Marcinelle non è soltanto una pagina della nostra storia. È una ferita che appartiene ancora a tutti noi.
Sono abruzzese e, nella tragedia di Marcinelle, persone a me vicine hanno perso i propri cari. Nei nostri paesi quella tragedia non è stata dimenticata. Per questo, oggi, ricordare quei 262 minatori morti nella miniera di Bois du Cazier significa parlare anche di una memoria che sentiamo sulla nostra pelle.
Erano italiani, erano abruzzesi, erano uomini partiti con la speranza di costruire un futuro per sé e per le proprie famiglie», scrive la consigliera comunale dell’Aquila Stefania Pezzopane.

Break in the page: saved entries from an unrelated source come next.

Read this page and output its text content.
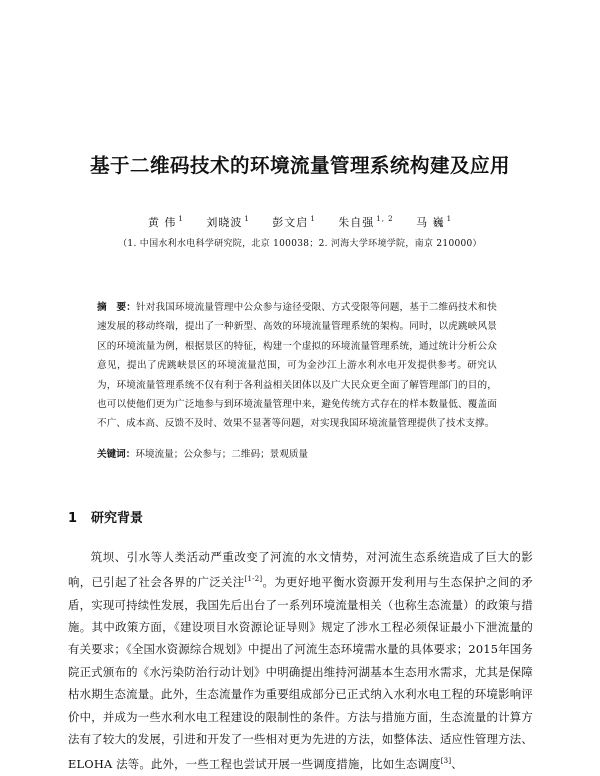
基于二维码技术的环境流量管理系统构建及应用
黄 伟 $^1$ 刘晓波 $^1$ 彭文启 $^1$ 朱自强 $^{1, 2}$ 马 巍 $^1$
（1. 中国水利水电科学研究院，北京 100038；2. 河海大学环境学院，南京 210000）
摘　要：针对我国环境流量管理中公众参与途径受限、方式受限等问题，基于二维码技术和快速发展的移动终端，提出了一种新型、高效的环境流量管理系统的架构。同时，以虎跳峡风景区的环境流量为例，根据景区的特征，构建一个虚拟的环境流量管理系统，通过统计分析公众意见，提出了虎跳峡景区的环境流量范围，可为金沙江上游水利水电开发提供参考。研究认为，环境流量管理系统不仅有利于各利益相关团体以及广大民众更全面了解管理部门的目的，也可以使他们更为广泛地参与到环境流量管理中来，避免传统方式存在的样本数量低、覆盖面不广、成本高、反馈不及时、效果不显著等问题，对实现我国环境流量管理提供了技术支撑。
关键词：环境流量；公众参与；二维码；景观质量
1 研究背景

筑坝、引水等人类活动严重改变了河流的水文情势，对河流生态系统造成了巨大的影响，已引起了社会各界的广泛关注[1-2]。为更好地平衡水资源开发利用与生态保护之间的矛盾，实现可持续性发展，我国先后出台了一系列环境流量相关（也称生态流量）的政策与措施。其中政策方面，《建设项目水资源论证导则》规定了涉水工程必须保证最小下泄流量的有关要求；《全国水资源综合规划》中提出了河流生态环境需水量的具体要求；2015年国务院正式颁布的《水污染防治行动计划》中明确提出维持河湖基本生态用水需求，尤其是保障枯水期生态流量。此外，生态流量作为重要组成部分已正式纳入水利水电工程的环境影响评价中，并成为一些水利水电工程建设的限制性的条件。方法与措施方面，生态流量的计算方法有了较大的发展，引进和开发了一些相对更为先进的方法，如整体法、适应性管理方法、ELOHA 法等。此外，一些工程也尝试开展一些调度措施，比如生态调度[3]、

«Erano emigranti. E troppo spesso venivano trattati come uomini di serie B: tenuti a distanza, guardati con diffidenza, costretti a vivere e lavorare in condizioni durissime. Si diceva persino che gli italiani “puzzassero”, come se la dignità di una persona potesse essere misurata dal lavoro che faceva. Eravamo noi gli immigrati. Non dobbiamo dimenticarlo mai. Quegli uomini hanno pagato un prezzo terribile per il lavoro, per la povertà e per la mancanza di diritti e di sicurezza. Oggi il nostro pensiero va a quei martiri del lavoro, alle loro famiglie e a tutte le comunità che ne hanno custodito il dolore. Ma il nostro pensiero deve andare anche a chi, ancora oggi, lavora senza diritti, senza sicurezza, senza una vera tutela, lontano dalla propria terra e dai propri affetti. Ricordare Marcinelle significa non voltarsi dall’altra parte.
Significa difendere la dignità di ogni lavoratore e di ogni persona, qualunque sia la sua origine. Perché la memoria ha un senso soltanto se diventa responsabilità. Marcinelle non si dimentica. E non si dimentichi mai che, un tempo, gli immigrati eravamo noi».